Я любил побеждать. И войну. Она завораживала и опьяняла. Я знал, где искать врагов, как незаметно проникнуть в их лагерь, как «снять» часовых и пробраться к вражескому блиндажу. Там, склонившись над картами, сидит вражеский генерал. Генерал был злым и усталым. Он уже несколько часов не мог занять наши позиции. Атаки его солдат неизменно разбивались о нашу храбрость. Генерал все придумывал, как обойти нас с тыла и нанести сокрушительный удар. Он не спал и не ел. Он думал только о том, как победить.

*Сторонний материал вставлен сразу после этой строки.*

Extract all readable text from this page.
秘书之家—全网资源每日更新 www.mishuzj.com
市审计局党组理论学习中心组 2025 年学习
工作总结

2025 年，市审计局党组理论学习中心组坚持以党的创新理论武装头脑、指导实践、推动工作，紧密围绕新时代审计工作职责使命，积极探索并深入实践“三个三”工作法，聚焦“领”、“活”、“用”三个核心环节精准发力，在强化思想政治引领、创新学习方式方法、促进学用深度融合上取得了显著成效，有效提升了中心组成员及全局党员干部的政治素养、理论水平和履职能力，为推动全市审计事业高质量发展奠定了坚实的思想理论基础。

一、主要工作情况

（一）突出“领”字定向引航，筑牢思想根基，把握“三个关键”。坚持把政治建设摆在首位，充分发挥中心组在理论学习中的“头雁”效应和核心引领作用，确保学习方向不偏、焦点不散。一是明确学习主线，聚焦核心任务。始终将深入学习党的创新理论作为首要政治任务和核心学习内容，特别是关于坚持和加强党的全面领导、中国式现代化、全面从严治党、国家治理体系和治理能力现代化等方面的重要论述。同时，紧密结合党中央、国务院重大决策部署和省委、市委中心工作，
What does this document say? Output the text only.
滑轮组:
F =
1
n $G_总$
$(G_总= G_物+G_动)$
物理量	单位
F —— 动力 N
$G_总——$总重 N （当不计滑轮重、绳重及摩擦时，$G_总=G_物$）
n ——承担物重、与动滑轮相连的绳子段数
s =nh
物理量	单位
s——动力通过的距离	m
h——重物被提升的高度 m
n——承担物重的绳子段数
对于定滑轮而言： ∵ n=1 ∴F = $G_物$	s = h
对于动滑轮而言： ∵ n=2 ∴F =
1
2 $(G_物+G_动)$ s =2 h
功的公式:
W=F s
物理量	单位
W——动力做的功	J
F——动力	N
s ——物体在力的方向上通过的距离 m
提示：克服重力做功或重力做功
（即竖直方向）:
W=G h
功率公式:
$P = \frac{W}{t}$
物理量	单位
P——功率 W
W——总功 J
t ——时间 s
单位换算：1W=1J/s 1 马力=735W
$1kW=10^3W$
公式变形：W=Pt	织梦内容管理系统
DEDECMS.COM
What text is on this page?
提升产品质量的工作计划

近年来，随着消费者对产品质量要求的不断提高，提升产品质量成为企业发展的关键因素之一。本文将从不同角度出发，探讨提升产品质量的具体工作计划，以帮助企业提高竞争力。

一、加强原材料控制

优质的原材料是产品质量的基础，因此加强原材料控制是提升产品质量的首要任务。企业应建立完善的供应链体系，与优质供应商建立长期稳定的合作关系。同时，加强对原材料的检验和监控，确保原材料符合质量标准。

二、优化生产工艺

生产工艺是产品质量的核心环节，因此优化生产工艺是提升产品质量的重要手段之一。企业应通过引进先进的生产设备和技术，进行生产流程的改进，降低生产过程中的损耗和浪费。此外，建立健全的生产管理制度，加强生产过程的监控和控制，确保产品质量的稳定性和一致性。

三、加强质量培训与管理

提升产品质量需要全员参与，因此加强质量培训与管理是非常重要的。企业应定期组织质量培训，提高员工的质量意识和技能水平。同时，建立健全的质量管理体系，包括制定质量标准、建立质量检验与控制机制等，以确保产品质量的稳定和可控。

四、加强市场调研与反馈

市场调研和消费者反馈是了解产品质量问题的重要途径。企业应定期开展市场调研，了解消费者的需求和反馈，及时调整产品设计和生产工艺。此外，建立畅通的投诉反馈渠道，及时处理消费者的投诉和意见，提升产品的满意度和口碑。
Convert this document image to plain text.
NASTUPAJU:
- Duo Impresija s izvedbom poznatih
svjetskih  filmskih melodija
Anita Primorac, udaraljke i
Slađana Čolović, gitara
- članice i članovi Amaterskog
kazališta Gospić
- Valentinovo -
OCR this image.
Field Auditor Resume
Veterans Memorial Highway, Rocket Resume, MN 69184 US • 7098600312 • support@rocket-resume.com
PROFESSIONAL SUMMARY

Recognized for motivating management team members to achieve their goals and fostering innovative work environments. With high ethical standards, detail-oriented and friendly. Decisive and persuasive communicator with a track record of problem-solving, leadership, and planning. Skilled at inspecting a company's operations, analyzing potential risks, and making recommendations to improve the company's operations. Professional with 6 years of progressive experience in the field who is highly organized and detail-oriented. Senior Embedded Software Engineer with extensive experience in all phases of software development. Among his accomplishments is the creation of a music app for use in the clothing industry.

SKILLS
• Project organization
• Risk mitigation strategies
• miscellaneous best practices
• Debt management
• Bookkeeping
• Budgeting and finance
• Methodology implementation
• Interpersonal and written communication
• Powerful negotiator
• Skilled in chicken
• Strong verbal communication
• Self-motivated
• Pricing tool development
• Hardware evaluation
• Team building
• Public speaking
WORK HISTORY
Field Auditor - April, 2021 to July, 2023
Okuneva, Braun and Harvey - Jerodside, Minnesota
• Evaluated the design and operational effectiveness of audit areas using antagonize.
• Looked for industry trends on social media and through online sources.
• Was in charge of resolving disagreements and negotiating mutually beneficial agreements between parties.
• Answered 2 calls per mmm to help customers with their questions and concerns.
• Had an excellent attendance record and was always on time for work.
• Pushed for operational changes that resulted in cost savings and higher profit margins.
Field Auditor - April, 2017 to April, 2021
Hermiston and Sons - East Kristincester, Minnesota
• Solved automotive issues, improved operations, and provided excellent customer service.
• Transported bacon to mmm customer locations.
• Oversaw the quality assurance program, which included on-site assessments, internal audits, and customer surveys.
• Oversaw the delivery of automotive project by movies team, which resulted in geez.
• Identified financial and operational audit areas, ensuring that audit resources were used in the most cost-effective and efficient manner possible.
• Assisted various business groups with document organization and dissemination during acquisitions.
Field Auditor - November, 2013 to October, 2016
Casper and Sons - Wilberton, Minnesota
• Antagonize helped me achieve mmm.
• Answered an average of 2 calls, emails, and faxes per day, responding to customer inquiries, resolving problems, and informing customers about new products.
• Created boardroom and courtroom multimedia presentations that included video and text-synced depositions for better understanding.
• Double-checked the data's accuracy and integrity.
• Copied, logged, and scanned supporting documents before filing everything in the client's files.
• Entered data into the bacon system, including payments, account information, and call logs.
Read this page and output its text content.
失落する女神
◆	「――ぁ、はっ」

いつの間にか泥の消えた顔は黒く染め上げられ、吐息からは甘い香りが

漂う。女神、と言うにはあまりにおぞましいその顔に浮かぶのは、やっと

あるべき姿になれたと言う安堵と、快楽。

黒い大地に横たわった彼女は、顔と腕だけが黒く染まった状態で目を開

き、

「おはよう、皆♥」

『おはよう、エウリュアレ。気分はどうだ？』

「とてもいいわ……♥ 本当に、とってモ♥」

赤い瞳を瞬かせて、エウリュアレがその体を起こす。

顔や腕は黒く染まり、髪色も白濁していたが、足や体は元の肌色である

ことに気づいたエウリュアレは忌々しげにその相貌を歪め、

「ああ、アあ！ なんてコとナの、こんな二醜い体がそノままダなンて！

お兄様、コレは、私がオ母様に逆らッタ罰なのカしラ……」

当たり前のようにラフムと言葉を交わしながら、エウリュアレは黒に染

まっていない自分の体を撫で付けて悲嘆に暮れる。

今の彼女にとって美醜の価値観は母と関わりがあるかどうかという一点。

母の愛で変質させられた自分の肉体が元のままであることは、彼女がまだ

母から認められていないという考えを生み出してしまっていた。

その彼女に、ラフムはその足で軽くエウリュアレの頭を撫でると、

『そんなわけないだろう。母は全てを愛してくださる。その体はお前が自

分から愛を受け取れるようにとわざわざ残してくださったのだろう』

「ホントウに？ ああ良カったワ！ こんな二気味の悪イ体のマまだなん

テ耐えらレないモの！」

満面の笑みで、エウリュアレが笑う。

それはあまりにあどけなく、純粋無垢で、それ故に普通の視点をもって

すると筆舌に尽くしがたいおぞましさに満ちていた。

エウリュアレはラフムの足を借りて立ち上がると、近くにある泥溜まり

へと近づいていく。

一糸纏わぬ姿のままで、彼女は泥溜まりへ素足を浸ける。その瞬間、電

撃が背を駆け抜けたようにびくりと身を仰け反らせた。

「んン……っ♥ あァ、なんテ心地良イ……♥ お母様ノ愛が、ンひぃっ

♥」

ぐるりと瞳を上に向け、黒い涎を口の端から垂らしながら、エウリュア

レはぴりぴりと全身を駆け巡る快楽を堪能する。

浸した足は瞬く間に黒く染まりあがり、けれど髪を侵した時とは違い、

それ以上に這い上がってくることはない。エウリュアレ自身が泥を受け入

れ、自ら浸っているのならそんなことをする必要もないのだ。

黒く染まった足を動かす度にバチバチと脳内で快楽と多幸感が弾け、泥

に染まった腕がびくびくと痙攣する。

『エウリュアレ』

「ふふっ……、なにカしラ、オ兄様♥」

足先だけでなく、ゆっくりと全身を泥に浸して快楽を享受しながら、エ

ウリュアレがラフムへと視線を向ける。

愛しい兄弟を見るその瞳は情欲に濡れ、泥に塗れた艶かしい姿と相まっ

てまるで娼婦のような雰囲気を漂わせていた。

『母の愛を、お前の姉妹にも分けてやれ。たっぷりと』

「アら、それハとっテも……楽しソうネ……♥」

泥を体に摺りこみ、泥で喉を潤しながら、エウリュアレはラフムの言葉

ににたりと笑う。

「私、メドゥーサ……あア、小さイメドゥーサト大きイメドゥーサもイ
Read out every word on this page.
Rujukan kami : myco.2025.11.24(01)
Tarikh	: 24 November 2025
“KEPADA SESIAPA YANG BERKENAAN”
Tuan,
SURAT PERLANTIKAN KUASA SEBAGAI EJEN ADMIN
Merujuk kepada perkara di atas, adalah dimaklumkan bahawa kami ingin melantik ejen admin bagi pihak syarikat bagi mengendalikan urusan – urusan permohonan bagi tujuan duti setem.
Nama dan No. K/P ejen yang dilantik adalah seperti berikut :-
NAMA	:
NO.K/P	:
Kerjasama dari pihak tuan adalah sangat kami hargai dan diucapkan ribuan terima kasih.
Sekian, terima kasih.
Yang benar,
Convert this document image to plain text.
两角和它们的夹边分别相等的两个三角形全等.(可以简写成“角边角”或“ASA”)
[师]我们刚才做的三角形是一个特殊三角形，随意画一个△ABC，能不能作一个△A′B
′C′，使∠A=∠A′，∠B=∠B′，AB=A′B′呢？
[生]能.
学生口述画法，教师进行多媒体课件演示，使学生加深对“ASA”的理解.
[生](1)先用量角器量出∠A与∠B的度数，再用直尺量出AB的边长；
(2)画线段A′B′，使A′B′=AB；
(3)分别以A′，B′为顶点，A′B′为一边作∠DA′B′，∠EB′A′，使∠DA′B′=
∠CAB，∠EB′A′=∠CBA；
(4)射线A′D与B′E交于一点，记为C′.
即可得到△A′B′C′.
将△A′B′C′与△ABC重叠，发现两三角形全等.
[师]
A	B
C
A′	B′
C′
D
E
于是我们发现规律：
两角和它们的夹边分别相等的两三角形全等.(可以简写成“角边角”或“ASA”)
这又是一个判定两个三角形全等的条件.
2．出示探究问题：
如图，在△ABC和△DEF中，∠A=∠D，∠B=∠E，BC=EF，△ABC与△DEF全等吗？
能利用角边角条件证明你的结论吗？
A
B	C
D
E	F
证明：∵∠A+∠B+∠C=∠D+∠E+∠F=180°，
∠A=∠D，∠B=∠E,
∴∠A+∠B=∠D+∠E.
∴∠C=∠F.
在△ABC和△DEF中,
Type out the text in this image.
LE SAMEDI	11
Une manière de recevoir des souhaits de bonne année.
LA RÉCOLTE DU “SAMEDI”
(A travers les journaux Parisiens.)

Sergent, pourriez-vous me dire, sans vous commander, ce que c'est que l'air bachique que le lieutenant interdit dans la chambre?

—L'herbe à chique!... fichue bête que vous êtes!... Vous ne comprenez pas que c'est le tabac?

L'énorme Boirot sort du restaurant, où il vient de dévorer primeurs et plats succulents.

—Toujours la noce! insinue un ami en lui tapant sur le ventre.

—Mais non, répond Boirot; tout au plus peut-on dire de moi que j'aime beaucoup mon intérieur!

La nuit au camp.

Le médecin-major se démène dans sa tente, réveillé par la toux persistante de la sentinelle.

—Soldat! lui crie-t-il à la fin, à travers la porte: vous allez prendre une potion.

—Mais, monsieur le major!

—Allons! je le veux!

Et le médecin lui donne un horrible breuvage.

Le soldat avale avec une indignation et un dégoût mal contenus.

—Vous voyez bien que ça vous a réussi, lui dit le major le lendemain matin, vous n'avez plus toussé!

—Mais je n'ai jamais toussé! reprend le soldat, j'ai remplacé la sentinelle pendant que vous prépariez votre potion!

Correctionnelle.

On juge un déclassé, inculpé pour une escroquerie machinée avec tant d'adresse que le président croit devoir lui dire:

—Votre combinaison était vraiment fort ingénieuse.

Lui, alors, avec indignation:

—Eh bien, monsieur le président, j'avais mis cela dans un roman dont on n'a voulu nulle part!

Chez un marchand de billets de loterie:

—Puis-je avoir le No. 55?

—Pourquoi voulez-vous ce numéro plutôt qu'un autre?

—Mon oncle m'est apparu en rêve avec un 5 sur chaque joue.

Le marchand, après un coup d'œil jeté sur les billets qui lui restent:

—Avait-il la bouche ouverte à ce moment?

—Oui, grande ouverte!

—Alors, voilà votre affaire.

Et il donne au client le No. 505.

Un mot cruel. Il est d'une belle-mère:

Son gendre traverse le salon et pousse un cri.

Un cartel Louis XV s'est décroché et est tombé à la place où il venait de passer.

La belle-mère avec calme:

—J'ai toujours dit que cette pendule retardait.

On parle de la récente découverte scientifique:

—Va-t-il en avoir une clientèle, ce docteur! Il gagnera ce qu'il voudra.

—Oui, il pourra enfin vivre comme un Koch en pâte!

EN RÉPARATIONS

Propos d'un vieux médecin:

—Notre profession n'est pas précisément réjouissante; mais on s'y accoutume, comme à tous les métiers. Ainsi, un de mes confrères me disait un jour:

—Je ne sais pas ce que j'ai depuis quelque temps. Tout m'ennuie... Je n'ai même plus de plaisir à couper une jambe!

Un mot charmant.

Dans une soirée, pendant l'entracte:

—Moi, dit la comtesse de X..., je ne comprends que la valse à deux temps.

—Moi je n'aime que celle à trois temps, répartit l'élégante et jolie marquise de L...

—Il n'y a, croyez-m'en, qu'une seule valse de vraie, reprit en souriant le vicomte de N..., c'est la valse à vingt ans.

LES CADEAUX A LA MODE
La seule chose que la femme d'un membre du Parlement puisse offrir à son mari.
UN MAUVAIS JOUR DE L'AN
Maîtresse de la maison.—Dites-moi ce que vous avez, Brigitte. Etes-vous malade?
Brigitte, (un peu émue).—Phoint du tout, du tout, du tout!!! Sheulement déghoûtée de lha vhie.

А в это время я пробирался к его блиндажу, убивая одного за одним часовых и затыкая себе за пояс трофейные штык – ножи. Увидев меня в своем блиндаже, генерал не двигался с места. Только с сожалением бросал взгляд на свой пистолет, который лежал на столе. Лежал слишком далеко, чтобы резко схватить его и выстрелить в меня – своего врага. Генерал становился моим пленником. Я выходил вместе с ним из блиндажа, держа его сутулую, худую спину под прицелом. Он шел впереди на полшага, с достоинством побежденного, но сильного духом врага. Мы проходили мимо мертвых часовых, и он смотрел на них почти без выражения. И вдруг, генерал резко поворачивался ко мне, выбивал из рук автомат и бежал. Бежал петляя, чтобы я не сумел прицелиться. Но я и не целился. Я бежал за ним, догонял и бил в худую спину штык – ножом. Он падал, я заламывал ему руки и, прячась от вражеских выстрелов за кирпичной стеной старого сарая, тащил раненого пленного генерала к своим позициям.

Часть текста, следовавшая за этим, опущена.